Wednesday, October 29, 2008
In a recent article, at Charityvillage.ca, a news archive for Canadian charities, discusses the increasing awareness of, and preference for, social finance strategies as a funding tool by Canadian charities. The need for an interest in such strategies was highlighted in a survey. The survey canvassed over 200 nonprofit professionals in Canada. The survey was published as a report entitled, Strengthening Organizational Capacity. Among the issues brought to light by the survey and report was the lack of awareness on the part of Canadian charities of "social finance."
The article's reporter, Elisa Birnbaum, describes "social finance as 'a sustainable approach to managing money that delivers social, environmental and economic benefits.' More than just a financial bottom line, it promotes double or triple bottom lines. It comprises that 'space on the financial continuum between traditional financial investment with no social returns, and no economic value but high social returns,' she further explains. Products range from insured and uninsured deposits, real estate mortgages and loan guarantees to fixed income securities, stock purchases, and private equity. And the arena covers areas like community investing, social enterprise finance, micro-lending, sustainable business, and philanthropic program-related investments."

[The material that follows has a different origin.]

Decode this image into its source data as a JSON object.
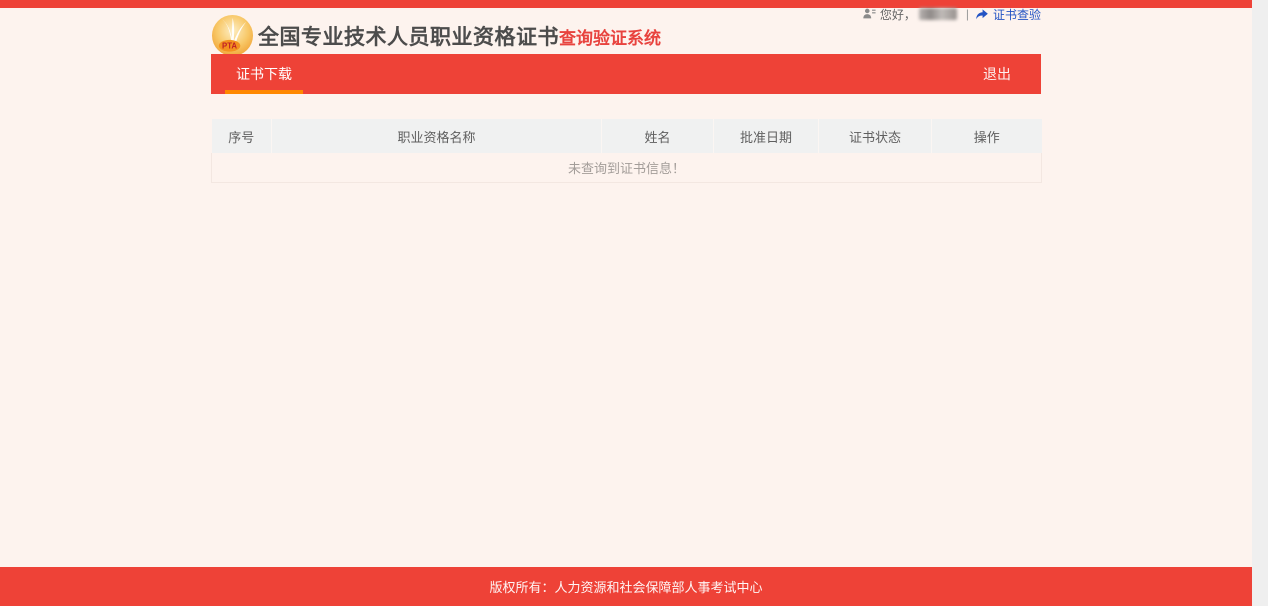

In growing uncertain economic times, many nonprofits, Canadian and others, are looking for more creative ways to sustain themselves. The article suggests that UK-based charities, followed by US-based charities are a few steps ahead of Canada in this area. Below is a brief excerpt of the article:
While the approach[, social finance,] is becoming popular in Europe and is beginning to stake its ground in the Unites States, Canada seems to be lagging behind, says van Bentum. The reasons are complex but some of it comes down to legislative efforts on the part of the UK and US governments, efforts lacking in Canada. In the US, for example, the Community Reinvestment Act led to the evolution of a number of organizations that provide easy vehicles for people to invest in social finance. Meanwhile, in the UK, the focus on social finance stems from varied initiatives to create a level playing field for social entrepreneurs in their competition for dollars.
But Canada hasn’t yet taken such proactive steps. Some blame Canada Revenue Agency (CRA) rules and the fact that tax breaks are limited to entities defined strictly as charitable organizations. van Bentum and others are hopeful tax incentives similar to those enjoyed by the movie industry will soon be implemented. In fact, her survey found that 78% of respondents agreed or strongly agreed that the government will enable social finance through tax incentives or will remain completely marginal if it doesn’t. Others place responsibility for the lag on public policy, legislation or a conventional nonprofit mindset. “We haven’t created an enabling environment for this to happen,” says Draimin.
The undeveloped social entrepreneurial framework doesn’t help. 'The focus on entrepreneurship hasn’t been a really prominent plank in the nonprofit communities’ self-identified value set,' he adds. Though it’s become more prominent recently, social entrepreneurship still barely compares to other places where the mindset has much deeper roots. But with the continued pressures on government and evolving societal needs, this may have to change. 'The nonprofit looking forward will have to realize that the pattern of financing will continue to evolve and that exploring what social finance might mean to them will be important,' Draimin asserts.